The trams will be designed, built and maintained by Alstom at its Dandenong factory. The project includes a new maintenance and stabling facility in Maidstone, where the trams will be stored following construction. 

The initial contract includes 100 new trams, which will be the largest domestic order in Australian history, to be maintained by Alstom for 15 years. The trams will be designed to carry 150 passengers and will be 25 metres long. The design is based on the Flexity 2.

History
In 2015, the Andrews Government published a Rolling Stock Strategy. This included ordering new E-class trams, the refurbishment of B-class trams and announced that planning work had begun on the "next generation of trams". The strategy noted that 240 new trams would be needed during the 2020s, to replace Z and A-class trams. These older trams are not accessible, and all new trams ordered since 2000 have been low-floor models.

Bidding process 
In 2019, the Andrews Government announced that 100 Next Generation trams would be produced in the state. The government invited multiple manufacturers to create and submit proposals, before inviting them to a collaborative design process. 
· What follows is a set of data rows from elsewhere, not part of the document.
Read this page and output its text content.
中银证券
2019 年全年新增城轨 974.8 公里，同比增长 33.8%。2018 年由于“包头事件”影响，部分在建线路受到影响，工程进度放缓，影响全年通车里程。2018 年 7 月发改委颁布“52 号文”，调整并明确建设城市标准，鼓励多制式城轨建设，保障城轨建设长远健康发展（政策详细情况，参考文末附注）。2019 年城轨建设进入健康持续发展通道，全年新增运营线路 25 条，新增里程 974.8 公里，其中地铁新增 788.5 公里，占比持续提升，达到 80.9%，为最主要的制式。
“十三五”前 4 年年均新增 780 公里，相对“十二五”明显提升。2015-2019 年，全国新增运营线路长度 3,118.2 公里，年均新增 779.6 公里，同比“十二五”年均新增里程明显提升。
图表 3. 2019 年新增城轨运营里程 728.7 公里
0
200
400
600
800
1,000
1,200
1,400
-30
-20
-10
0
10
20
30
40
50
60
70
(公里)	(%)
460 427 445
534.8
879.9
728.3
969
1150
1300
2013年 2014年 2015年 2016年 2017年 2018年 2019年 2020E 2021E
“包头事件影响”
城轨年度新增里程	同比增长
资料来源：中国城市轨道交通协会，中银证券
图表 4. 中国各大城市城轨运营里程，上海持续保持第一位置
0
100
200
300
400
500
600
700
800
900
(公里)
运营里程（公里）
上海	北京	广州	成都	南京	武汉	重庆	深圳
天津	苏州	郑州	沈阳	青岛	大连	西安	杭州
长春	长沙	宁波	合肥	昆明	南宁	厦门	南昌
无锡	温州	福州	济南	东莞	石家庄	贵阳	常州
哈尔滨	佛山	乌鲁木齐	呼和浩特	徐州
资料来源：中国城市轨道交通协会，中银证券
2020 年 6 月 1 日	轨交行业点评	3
In the Victorian 2020–2021 Budget, the Andrews Government committed $1.48 billion to the project, including a new maintenance and stabling facility, later announced to be built in Maidstone near Highpoint Shopping Centre. The budget also promised approximately 280 jobs in construction and maintenance at the facility. Alstom and a joint venture comprising UGL Rail and CAF were shortlisted to design and build these new trams.

Contract award 
In April 2022, the government awarded the contact to Alstom, and announced further details surrounding the Next Generation trams. It was named the G-Class, keeping up with the Melbourne tram classification system. Construction is scheduled to commence in late 2023 with the first delivered in 2025. The construction process will create 1,900 local jobs across construction of the trams and the new Maidstone facility.

Design
The G-class tram will be based on the Flexity 2, which is used on several tram networks across the world, including the Gold Coast G:Link in Queensland. The tram will be customised to Melbourne's network and will include 65% locally made content. The fleet is designed to use less power than the E-Class so as not to require new power or traction infrastructure. 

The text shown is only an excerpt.